We agree with Manthorpe’s (2009) commentary on Bauer et al. (2009) that hospital discharge of frail older people is an area that urgently requires attention. Improvements in discharge planning can make a significant difference to the outcomes for frail older people and their family carers as they pass through the health care system and/or return to their own homes. It is well known that the complexity of health care increases as people age. In Australia, 99% of persons aged 65 and over report one or more long-term medical conditions (Australian Bureau of Statistics 2006).
We use the term ‘frail’ to refer to older people who are no longer able, fully and adequately, to care for themselves because of either normal age-related changes in the body, which impair functional ability, or one or more medical conditions which, similarly, can impede activities of daily living. We acknowledge that such restrictions in activity levels can of course also occur with a disability at any age (Australian Institute of Health and Welfare 2004), and a focus on hospital discharge practices as they relate to younger people with disabilities and their carers is an area that warrants future exploration.
Competent discharge planning is more important now than it has ever been. The increase in the ageing population will have an impact on the demand for hospital care and the need for improved levels of service provision for frail older people and their family carers. Older people are the biggest users of hospital health care for acute episodic care, and the length of stay in hospital increases with age. A census snapshot conducted at the night of 30 June 2004 found that 53% of people in hospital were 65 years of age and over (Australian Institute of Health and Welfare 2007). The extended period of recovery required by older people has led to the label of ‘bed blocker’ to describe the impact on hospital bed turnover.
We know that the burden of supporting frail older people is primarily borne by the ‘family’, typically a spouse or child, but friends sometimes also assume this role (Australian Institute of Health and Welfare 2004). Traditionally, family carers have been women, and it is noteworthy that approximately 20% are over the age of 65 themselves with one in 10 also suffering from a significant restriction in self-care ability, communication or mobility (Australian Institute of Health and Welfare 2004). Caring for someone with dementia is even more burdensome and challenging than caring for someone with chronic medical conditions or other disabilities (Access Economics 2009). For the person with dementia, the supportive role that the family carer plays is pivotal in the maintenance of quality of life.

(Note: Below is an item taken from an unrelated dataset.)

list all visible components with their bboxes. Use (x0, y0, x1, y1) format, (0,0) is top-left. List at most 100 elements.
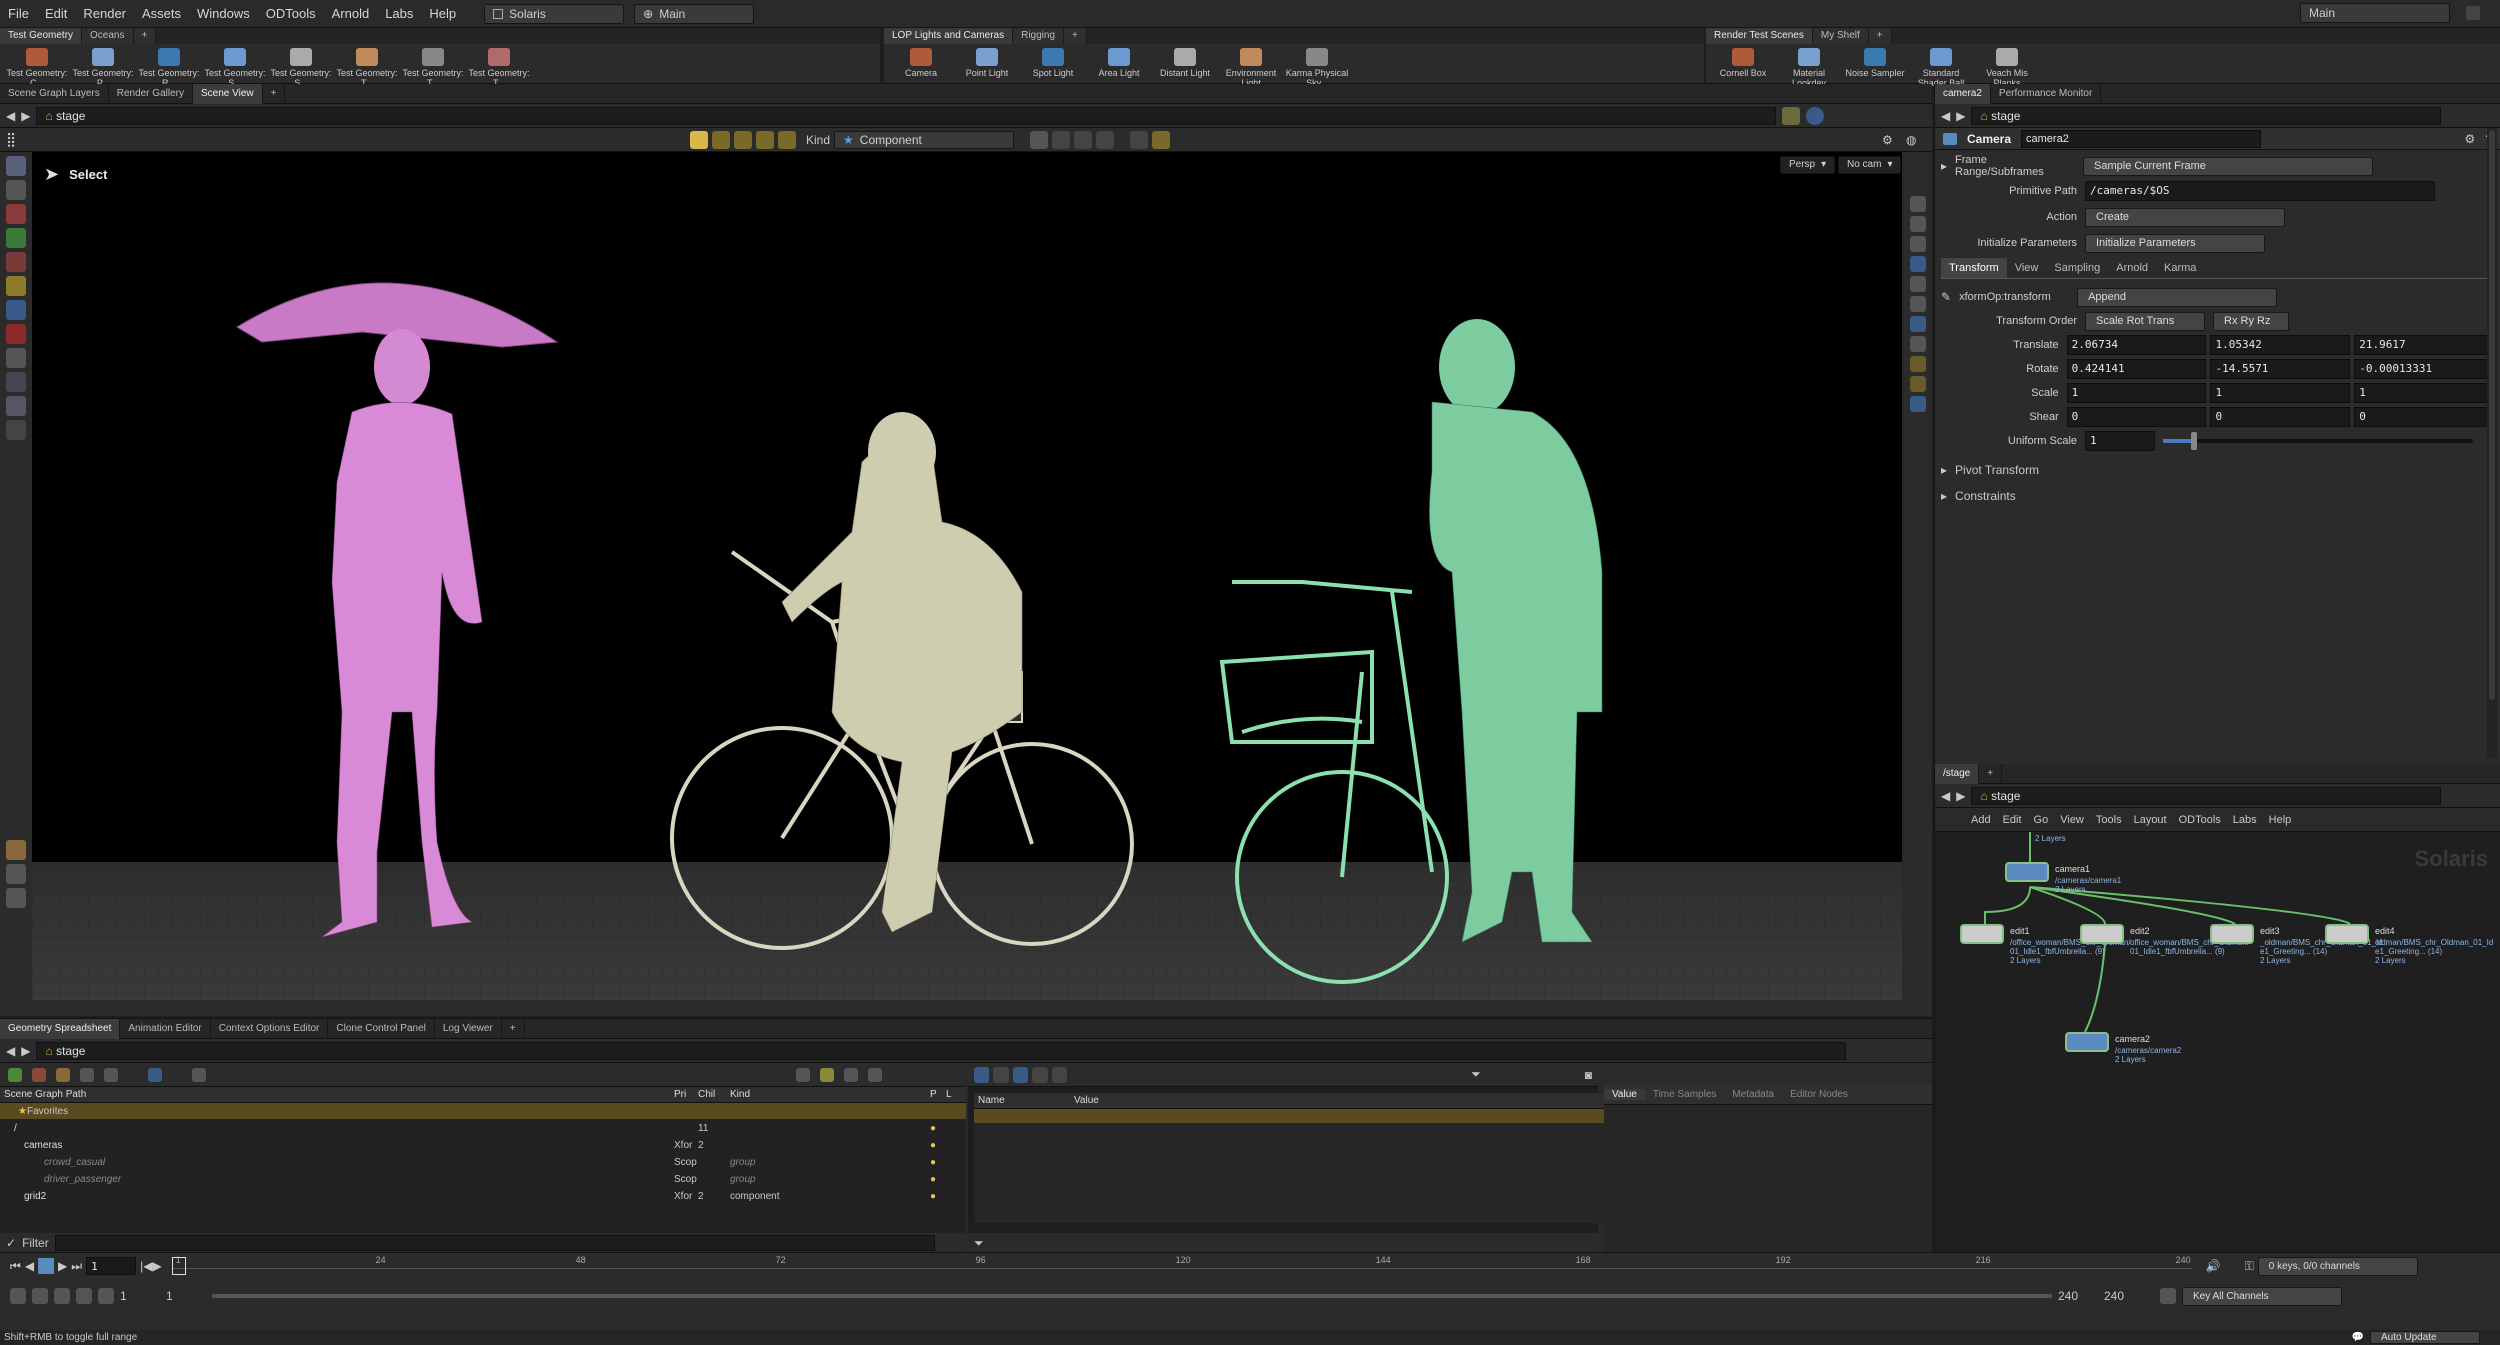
add-tab-icon[interactable]: + (1979, 764, 2003, 784)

An increase in the rate of divorce and separation among the ageing baby boomer generation, step children and older same sex couples may well recast traditional family carer roles in a totally new light and provide health care professionals with new challenges when it comes to working with ‘families’.
Poor discharge outcomes add to family carers’ stress. Hospitals need to give discharge policies, processes and procedures greater attention. In times of fiscal restraint, this will be challenging, and research on the exploration of innovative strategies, including new family care models for discharge planning, is the recommended one we intend to pursue. Changes to discharge planning practices need to centre on hospital systems, ways of better engaging with the family carer and the education and training of hospital health care professionals to be more responsive to the needs of family carers.